Zakodowany numer można odczytać specjalnym czytnikiem, a po sprawdzeniu w elektronicznej bazie danych uzyskać informacje o właścicielu.
Co ważne, elektroniczne oznakowanie jest niezbędne, aby podróżować z czworonogiem po krajach Unii Europejskiej.
Obecnie w gminie Świebodzin nie ma obowiązku rejestracji. Ten stan może w najbliższym czasie ulec zmianie.

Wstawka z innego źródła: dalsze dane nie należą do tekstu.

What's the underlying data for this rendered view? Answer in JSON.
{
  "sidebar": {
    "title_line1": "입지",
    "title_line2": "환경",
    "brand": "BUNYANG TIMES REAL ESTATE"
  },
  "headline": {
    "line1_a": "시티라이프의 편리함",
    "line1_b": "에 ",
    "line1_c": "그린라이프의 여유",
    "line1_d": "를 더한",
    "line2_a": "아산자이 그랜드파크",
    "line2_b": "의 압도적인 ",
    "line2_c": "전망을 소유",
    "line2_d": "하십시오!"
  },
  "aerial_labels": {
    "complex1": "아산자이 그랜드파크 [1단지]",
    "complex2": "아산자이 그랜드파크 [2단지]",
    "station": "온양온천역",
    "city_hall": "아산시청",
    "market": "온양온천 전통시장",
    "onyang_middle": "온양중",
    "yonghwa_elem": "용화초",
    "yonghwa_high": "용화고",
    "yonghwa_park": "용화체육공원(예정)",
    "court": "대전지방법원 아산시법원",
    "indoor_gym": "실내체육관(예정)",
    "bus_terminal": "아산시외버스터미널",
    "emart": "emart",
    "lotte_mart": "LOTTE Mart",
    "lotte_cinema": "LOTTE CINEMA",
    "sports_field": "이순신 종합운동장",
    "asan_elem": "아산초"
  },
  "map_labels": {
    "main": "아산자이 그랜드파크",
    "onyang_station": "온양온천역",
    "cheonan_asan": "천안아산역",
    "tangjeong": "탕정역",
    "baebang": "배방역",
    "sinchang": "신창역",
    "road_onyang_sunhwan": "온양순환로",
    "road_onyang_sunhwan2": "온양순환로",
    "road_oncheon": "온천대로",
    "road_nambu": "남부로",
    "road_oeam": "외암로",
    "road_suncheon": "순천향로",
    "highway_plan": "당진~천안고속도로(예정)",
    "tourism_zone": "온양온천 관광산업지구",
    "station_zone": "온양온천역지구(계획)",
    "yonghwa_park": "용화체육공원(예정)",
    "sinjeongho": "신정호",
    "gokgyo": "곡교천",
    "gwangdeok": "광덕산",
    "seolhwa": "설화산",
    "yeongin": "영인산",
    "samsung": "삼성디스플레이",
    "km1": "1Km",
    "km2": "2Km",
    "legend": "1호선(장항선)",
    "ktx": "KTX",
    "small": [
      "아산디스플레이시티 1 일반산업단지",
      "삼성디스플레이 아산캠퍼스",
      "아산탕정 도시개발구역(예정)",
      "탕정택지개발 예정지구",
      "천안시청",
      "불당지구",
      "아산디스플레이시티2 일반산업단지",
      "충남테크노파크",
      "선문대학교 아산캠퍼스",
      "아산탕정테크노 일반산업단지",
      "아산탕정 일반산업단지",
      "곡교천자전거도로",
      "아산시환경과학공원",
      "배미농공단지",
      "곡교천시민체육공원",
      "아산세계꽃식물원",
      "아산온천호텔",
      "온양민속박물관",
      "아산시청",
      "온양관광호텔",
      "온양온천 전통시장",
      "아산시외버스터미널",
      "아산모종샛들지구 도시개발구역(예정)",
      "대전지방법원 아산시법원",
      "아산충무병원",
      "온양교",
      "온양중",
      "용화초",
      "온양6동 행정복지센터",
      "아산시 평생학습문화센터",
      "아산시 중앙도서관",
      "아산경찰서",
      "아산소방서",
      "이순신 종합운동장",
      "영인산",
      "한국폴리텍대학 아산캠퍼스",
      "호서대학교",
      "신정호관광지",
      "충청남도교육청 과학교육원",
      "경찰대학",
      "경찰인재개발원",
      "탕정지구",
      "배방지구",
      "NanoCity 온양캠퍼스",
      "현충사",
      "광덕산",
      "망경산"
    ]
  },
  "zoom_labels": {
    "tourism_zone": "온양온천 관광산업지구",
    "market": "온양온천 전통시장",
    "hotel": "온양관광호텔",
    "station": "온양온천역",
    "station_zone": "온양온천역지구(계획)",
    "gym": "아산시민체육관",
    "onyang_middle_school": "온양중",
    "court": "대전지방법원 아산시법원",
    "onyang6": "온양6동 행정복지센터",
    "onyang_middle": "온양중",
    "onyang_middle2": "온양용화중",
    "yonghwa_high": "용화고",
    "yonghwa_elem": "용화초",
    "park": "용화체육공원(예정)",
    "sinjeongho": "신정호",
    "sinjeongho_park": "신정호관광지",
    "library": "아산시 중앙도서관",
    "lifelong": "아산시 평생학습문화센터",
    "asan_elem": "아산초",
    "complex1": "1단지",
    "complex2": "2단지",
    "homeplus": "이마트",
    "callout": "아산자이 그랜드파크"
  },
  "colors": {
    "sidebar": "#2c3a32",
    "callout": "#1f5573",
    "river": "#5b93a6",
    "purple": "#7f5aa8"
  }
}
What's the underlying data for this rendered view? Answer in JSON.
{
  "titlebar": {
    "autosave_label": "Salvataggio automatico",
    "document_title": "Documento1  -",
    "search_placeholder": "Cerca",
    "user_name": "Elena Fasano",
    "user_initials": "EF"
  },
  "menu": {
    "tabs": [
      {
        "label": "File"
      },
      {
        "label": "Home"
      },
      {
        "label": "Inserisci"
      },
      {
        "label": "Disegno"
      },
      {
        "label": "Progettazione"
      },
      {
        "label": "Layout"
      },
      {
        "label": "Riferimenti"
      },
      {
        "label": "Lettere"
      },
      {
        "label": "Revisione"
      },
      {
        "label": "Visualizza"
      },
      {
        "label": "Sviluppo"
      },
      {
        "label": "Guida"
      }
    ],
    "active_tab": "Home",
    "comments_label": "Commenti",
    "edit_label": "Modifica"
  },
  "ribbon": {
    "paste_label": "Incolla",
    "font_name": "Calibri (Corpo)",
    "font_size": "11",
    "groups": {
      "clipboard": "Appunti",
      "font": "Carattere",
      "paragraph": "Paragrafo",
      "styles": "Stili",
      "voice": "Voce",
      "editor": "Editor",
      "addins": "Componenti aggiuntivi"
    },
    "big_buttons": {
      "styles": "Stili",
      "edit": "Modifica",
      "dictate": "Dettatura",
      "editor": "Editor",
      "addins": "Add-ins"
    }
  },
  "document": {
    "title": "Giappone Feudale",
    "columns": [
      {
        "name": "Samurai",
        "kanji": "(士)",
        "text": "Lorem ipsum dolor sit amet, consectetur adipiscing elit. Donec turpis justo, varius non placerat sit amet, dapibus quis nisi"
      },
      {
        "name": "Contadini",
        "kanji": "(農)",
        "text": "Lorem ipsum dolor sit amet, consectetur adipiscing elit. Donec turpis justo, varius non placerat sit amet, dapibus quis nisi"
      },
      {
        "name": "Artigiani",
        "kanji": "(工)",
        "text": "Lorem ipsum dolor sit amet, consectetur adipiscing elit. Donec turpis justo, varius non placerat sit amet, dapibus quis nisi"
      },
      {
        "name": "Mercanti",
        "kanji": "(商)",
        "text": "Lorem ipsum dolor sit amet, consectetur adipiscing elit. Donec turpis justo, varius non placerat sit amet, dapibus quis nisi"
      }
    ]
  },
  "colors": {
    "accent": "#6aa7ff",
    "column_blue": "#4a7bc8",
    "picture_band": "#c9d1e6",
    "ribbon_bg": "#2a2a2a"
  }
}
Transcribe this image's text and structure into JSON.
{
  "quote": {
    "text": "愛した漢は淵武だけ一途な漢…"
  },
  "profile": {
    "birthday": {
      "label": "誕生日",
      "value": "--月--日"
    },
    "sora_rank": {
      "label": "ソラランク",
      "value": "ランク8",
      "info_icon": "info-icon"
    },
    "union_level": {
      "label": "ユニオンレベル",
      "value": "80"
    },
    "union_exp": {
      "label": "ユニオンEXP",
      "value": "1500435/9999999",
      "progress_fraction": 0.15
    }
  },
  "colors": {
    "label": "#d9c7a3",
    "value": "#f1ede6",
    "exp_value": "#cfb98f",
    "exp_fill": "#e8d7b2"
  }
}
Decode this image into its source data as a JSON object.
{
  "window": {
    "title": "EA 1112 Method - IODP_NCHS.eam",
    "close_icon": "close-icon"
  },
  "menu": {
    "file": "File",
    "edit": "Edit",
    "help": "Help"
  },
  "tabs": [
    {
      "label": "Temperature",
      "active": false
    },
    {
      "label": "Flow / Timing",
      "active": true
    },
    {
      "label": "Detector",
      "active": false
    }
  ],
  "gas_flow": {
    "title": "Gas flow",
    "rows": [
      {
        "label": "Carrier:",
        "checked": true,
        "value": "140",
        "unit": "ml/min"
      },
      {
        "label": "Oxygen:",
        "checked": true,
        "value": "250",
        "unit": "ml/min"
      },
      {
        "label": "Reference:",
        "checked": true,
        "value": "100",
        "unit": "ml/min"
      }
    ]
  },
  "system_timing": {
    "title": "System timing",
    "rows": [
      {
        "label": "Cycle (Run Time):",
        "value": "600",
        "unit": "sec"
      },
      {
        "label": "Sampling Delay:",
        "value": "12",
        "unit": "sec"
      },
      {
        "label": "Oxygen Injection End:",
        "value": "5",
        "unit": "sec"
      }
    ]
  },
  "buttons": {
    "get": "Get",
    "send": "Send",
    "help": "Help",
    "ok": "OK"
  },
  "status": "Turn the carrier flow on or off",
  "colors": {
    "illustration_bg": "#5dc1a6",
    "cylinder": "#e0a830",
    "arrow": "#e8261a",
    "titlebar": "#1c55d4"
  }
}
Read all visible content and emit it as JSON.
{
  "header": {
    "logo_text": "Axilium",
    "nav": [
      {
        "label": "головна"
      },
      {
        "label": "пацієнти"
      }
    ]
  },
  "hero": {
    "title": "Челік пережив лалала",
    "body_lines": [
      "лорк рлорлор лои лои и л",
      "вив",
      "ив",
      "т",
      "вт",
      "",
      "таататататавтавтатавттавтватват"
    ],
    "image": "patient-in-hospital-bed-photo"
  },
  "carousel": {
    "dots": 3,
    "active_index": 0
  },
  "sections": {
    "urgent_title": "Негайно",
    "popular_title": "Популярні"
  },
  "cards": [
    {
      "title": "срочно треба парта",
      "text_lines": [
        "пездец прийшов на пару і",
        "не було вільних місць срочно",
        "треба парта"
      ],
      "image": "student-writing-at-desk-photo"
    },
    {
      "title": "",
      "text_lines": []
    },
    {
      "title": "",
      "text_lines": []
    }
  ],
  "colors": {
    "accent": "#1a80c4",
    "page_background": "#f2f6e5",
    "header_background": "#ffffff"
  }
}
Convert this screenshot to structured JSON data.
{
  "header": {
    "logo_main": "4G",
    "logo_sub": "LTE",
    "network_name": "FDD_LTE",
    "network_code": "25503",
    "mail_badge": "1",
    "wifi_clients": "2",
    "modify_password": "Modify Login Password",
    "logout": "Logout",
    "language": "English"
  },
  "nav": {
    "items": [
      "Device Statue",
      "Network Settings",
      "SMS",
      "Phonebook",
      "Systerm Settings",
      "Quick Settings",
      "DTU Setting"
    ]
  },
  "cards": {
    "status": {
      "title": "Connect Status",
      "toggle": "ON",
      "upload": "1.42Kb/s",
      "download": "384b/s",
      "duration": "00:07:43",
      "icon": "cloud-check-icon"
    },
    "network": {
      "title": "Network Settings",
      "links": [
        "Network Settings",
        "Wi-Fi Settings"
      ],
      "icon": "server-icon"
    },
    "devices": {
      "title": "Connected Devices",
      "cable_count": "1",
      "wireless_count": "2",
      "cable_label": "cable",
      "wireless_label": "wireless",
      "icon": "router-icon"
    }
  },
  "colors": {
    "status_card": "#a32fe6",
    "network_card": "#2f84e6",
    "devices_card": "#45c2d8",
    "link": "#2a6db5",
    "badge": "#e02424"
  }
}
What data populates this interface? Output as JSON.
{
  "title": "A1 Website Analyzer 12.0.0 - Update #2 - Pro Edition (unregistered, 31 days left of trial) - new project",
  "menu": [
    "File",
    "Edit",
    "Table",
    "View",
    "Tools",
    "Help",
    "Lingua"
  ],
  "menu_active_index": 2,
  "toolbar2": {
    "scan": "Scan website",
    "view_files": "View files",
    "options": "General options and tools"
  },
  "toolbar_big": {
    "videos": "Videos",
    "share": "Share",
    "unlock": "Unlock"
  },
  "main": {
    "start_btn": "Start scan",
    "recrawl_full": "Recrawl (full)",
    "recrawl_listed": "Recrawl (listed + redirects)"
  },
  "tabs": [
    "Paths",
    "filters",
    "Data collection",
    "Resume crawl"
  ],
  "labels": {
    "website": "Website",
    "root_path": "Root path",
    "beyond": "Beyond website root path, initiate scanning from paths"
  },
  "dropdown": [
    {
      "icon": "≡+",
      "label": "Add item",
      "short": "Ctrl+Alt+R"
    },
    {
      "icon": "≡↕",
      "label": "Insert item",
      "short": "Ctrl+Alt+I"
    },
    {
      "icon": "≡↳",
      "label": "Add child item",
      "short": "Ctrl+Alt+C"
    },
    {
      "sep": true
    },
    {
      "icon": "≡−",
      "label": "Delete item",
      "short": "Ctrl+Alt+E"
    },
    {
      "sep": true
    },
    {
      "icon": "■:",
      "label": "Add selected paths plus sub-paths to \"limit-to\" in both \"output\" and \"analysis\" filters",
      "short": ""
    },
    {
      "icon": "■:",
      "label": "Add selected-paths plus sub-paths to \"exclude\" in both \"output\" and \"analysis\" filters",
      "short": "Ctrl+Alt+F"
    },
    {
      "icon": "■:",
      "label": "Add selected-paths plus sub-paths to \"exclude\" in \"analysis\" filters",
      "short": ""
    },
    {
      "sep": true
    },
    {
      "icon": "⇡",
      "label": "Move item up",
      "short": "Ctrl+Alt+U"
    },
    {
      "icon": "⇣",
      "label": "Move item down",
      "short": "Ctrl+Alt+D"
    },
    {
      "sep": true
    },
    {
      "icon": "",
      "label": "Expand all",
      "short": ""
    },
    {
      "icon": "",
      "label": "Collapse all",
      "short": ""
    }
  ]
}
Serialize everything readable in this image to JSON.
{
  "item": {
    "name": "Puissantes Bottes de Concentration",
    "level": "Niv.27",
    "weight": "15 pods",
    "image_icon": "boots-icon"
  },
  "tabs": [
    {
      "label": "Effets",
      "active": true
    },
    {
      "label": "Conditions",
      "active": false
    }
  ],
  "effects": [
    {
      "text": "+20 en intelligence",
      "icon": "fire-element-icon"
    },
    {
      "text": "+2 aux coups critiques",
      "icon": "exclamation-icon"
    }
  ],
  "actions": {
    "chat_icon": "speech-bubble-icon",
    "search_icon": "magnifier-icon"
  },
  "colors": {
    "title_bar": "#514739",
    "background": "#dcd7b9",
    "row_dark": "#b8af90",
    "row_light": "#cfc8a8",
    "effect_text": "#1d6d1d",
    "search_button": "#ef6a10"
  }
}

– W sejmie jest w tej chwili projekt ustawy, który zakłada obowiązek czipowania. Poczekamy na ustawę, bo za nią zapewne pójdą pieniądze na ten cel. Czipowanie prędzej, czy później będzie. Jeśli ustawa nie przejdzie, jest to kwestia decyzji rady czy będziemy się tym zajmować. Ludzie mają małą świadomość i odpowiedzialność społeczną. Z pewnością jest sens w tym żeby psy czipować, chociażby w momencie kiedy zwierzę ucieknie, łatwiej je odnaleźć. Zmusza to też właściciela do większej odpowiedzialności za swojego czworonoga. Chociaż wiadomo, ze ludzie są różni – wyjaśnił w rozmowie burmistrz Dariusz Bekisz.